Thursday, April 14, 2011

Melawan Kekerasan

Oleh Udo Z. Karzi


CAPEK juga ya kalau setiap baca koran, kita menjumpai banyak banar berita seputar tindak kekerasan. Setiap nonton televisi, tidak sedikit program yang mempertontonkan adegan kekerasan.

Untuk menyelesaikan masalah pun, orang ternyata lebih memilih kekerasan fisik seperti memukuli penjahat yang tertangkap, membunuh orang yang dibenci, menganiaya orang lain untuk menunjukkan kekuatannya, merusak milik orang lain karena ketidaksukaan, dan lain-lain. Tapi, benar-benar selesaikah masalahnya?

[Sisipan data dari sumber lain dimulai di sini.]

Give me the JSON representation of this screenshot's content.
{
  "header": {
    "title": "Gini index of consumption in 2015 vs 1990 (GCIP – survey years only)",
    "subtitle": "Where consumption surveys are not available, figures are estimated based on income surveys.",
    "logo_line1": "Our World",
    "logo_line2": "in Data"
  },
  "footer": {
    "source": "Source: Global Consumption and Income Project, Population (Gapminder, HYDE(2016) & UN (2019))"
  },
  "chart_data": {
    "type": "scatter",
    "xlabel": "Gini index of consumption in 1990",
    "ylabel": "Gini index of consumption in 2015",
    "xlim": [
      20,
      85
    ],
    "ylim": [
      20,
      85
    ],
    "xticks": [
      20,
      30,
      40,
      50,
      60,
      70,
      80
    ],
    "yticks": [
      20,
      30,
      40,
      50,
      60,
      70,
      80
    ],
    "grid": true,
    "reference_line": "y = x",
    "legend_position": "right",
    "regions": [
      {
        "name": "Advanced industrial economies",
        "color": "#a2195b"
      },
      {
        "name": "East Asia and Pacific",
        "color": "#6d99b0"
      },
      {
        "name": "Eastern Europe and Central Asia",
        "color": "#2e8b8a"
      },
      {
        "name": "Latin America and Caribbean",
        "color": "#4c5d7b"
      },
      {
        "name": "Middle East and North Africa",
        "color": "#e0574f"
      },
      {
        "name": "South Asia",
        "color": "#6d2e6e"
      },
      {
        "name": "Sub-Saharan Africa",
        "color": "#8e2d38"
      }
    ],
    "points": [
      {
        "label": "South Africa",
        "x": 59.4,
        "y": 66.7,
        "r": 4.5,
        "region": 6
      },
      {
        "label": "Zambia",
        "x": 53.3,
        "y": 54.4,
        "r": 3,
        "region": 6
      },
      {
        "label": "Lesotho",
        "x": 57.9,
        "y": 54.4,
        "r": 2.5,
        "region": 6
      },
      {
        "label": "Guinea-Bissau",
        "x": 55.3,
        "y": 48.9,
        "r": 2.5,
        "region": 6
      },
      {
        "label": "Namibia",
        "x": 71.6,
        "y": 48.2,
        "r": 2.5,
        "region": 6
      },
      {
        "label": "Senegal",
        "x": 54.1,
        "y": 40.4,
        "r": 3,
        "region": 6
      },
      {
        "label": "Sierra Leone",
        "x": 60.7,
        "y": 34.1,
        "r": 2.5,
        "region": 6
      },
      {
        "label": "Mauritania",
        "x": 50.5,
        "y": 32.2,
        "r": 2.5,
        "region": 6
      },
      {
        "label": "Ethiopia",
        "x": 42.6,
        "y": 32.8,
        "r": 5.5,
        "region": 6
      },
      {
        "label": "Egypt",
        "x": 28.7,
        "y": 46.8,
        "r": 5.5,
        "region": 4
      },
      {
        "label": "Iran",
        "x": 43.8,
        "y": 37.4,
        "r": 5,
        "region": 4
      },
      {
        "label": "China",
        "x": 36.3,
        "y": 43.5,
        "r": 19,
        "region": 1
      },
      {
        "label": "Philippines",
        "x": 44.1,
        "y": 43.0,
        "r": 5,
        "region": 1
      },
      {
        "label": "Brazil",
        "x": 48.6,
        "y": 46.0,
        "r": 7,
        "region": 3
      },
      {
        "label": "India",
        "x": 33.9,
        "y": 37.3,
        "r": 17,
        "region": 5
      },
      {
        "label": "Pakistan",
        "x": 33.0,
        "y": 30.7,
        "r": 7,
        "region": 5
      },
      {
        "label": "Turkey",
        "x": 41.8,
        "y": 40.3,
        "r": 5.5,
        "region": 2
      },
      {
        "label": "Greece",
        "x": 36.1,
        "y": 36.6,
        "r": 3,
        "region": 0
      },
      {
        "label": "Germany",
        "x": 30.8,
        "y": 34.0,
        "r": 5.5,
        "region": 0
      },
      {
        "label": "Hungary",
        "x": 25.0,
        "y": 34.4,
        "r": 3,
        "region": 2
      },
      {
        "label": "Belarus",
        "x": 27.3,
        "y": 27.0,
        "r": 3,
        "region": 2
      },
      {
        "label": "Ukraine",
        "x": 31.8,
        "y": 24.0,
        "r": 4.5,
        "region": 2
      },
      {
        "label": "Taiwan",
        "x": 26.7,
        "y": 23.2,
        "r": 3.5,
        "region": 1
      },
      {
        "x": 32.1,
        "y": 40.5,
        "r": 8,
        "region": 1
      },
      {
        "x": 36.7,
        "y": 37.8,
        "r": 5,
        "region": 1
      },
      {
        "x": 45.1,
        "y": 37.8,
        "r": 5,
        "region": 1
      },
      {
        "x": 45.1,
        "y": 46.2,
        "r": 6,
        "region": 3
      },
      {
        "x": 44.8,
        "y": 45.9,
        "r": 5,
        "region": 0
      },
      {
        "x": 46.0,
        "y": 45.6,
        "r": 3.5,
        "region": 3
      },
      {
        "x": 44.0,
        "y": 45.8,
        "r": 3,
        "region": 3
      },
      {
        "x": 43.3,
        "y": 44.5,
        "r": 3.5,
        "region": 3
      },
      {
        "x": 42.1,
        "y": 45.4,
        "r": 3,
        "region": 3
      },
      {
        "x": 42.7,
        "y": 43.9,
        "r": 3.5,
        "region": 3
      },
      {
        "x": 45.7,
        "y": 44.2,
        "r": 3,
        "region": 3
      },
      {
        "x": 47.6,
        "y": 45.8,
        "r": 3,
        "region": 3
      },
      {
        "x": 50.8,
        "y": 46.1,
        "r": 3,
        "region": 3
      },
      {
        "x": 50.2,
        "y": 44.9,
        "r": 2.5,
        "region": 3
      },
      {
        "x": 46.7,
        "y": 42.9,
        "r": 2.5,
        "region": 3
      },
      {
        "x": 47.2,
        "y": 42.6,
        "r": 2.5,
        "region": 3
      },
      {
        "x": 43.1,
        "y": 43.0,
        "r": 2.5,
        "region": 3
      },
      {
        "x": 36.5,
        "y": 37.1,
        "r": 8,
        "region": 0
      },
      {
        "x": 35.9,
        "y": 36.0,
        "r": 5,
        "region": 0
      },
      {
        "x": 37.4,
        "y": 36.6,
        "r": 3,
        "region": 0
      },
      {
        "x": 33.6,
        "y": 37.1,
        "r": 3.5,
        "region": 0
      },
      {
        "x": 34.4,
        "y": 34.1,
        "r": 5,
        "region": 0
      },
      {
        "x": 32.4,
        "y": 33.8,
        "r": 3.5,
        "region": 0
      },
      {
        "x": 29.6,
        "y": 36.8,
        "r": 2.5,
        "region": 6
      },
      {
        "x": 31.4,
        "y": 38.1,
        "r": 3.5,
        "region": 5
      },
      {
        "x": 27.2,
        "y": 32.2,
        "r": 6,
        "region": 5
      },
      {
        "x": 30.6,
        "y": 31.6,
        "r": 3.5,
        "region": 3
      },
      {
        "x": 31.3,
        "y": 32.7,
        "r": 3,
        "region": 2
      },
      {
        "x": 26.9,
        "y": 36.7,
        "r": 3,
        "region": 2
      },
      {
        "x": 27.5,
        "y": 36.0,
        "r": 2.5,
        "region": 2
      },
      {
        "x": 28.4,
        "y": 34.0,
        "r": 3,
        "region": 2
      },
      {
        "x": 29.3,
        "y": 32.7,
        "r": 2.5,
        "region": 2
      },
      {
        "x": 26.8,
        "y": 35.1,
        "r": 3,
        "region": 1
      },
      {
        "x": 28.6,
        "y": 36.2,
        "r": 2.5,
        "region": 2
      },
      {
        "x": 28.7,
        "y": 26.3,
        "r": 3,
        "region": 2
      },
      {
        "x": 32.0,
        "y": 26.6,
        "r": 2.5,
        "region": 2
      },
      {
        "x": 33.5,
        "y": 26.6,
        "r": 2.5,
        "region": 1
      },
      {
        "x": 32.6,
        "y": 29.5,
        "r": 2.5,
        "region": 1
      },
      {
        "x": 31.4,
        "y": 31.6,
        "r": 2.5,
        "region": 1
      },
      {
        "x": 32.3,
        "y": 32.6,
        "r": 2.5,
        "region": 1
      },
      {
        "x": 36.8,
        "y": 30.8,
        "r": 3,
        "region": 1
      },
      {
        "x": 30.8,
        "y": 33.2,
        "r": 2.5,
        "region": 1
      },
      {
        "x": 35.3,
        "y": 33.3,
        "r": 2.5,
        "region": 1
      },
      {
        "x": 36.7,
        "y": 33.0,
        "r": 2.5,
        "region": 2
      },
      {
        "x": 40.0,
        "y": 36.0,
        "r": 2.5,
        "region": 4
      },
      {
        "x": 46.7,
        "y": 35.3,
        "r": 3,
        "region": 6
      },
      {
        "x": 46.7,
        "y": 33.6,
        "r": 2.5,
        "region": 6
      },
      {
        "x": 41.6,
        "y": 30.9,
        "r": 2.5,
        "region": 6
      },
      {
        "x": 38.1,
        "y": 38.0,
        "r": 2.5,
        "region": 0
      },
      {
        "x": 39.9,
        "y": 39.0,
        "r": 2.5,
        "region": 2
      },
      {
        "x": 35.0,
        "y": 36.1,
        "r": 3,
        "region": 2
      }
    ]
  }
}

Ternyata tidak. Kekerasan hanya akan melahirkan kekerasan berikutnya. Apalagi kekerasan tidak hanya dimonopoli orang secara pribadi, tetapi juga dilakukan segerombolan orang yang merasa kekerasan bisa menyelesaikan masalah.

Pengguna kekerasan yang paling dahsyat adalah negara. Sebab, negara punya kekuasaan dan kekuatan untuk bertindak secara luas dan secara hukum untuk menggerakkan rakyatnya, misalnya, melakukan perang.

Kekerasan adalah kekuatan dan tindakan secara fisik dan psikis, yang menghancurkan kehidupan, mengabaikan HAM, dan merusak lingkungan. Kekerasan tidak hanya fisik, tetapi juga psikis seperti ancaman dan teror. Tak cuma ditujukan ke manusia, tetapi juga ke lingkungan hidup. Di antaranya penebangan hutan atau penambangan tak terkendali, pencemaran lingkungan, hingga yang paling kecil kalau kita membuang sampah di sembarang tempat.

Sigmund Freud mengatakan setiap individu memang cenderung berperilaku menghancurkan objek. Camara dalam bukunya, Spiral Kekerasan, mengatakan ketidakadilan adalah akar pertama kekerasan.

Orang yang mengalami ketidakadilan melawan dengan segala cara, termasuk kekerasan. Selanjutnya, pihak yang berkuasa meredamnya dengan kekerasan juga. Akhirnya, kekerasan tak pernah berakhir. Cara-cara kekerasan lebih banyak dipilih orang, terutama karena lebih mudah dan enggak memerlukan pemikiran mendalam.

Sulit memang menghentikan siklus kekerasan. Tetapi tetap bisa ditekan seminimal mungkin. Caranya, melawan kekerasan tanpa kekerasan. Soalnya kebenaran itu relatif. Setiap orang yang melakukan tindakan, pasti punya dasar yang dianggapnya benar. Ini pasti terjadi dalam setiap konflik.

Kalau kita paham orang lain mungkin bisa benar, kenapa kita harus berbuat kekerasan yang tidak bakal menyelesaikan masalah? Dengan kekerasan tidak ada lagi ruang untuk saling mengerti.